On the other side are consumptive users of the outdoors. They enjoy hunting, are willing to manage for species they like to hunt with little regard for predators or nonhuntable species, and are avid defenders of the Second Amendment. They enjoy using ATVs, dirt bikes and snow machines and often are not bothered by oil and gas development on public lands. They tend to be more rural and vote Republican.
These two characterizations are, of course, stereotypical. Lines between the two groups occasionally blur. Neither is entirely right or wrong. In recent elections, though, both groups have played key roles.
The environmental-preservationist faction has helped put states such as Montana, Colorado, Nevada and New Mexico into play as swing states. The consumptive users have become more powerful in recent years, especially in more conservative states such as Utah and Idaho and in rural areas where federal regulations governing use of public lands cause no little amount of resentment.
I suspect one of the reasons longtime Western Sen. John McCain selected Alaska Gov. Sarah Palin as a running mate was to get more conservative hunters, motorized recreation enthusiasts and gun owners excited enough to mobilize and vote.
That could be important in a close election where some traditionally conservative and Republican Western states could move into the Democratic column. Having a woman on the Republican ticket who enjoys hunting, is comfortable around guns and whose husband is a snow machine racer certainly could help Republicans keep the West this year.
That is especially true since McCain, once considered a friend to the environment and a wilderness proponent, has veered right in the past eight years. An excellent story in the most recent High Country News details this evolution.

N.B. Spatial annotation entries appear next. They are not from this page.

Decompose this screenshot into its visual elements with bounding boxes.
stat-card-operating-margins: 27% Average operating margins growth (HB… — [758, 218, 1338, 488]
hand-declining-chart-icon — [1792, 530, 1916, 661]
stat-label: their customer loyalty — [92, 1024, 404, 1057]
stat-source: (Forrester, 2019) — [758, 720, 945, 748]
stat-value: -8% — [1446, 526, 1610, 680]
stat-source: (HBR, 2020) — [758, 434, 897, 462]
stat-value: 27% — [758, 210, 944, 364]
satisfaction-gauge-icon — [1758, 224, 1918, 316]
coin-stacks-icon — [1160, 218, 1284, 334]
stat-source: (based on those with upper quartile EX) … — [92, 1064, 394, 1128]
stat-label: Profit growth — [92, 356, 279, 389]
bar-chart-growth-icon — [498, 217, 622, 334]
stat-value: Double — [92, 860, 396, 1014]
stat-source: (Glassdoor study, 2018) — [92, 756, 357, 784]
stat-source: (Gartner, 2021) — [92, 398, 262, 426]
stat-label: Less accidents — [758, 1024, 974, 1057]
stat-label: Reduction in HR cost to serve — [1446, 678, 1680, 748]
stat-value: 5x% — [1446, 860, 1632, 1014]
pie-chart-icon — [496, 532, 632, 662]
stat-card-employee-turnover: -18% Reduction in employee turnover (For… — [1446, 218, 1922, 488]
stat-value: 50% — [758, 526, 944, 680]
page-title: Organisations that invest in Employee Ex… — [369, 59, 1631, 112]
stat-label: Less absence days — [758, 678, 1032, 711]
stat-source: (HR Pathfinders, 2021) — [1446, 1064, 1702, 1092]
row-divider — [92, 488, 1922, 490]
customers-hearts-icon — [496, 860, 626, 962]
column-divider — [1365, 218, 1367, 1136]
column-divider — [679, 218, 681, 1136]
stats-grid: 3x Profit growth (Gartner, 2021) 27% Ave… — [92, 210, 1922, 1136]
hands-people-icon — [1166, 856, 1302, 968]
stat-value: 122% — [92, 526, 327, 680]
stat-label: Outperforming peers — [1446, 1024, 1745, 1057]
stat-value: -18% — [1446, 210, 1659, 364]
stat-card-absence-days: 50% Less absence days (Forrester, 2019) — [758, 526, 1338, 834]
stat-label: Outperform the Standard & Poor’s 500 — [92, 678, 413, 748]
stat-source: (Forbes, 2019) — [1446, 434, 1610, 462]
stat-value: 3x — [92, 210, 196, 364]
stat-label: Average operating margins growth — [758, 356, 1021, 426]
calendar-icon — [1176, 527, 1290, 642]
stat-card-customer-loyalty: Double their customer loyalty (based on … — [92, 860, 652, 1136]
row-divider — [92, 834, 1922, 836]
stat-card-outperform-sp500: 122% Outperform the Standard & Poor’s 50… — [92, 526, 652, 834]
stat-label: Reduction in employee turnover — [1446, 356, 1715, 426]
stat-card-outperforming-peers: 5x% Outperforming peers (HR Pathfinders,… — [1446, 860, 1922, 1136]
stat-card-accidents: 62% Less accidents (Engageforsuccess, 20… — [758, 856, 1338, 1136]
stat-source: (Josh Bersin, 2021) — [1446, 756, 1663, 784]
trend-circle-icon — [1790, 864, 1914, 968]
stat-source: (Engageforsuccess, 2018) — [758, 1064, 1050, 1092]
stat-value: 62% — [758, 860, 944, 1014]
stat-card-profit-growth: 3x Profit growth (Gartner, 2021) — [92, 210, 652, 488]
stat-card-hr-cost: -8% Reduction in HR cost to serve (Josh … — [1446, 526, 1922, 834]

On the surface, nonhunter Democrat Barack Obama would seem to offer little to counter McCain's stance on the Second Amendment as well as hunting and fishing issues. The reality, though, is that Obama's proposals on these issues, described on his Web site, are well thought out, more so than the generalities offered on McCain's site.
It was difficult to find much on either Web site about public land-management issues except with regard to national parks. That's sad, because how these lands are managed has a great effect on the quality of our lives.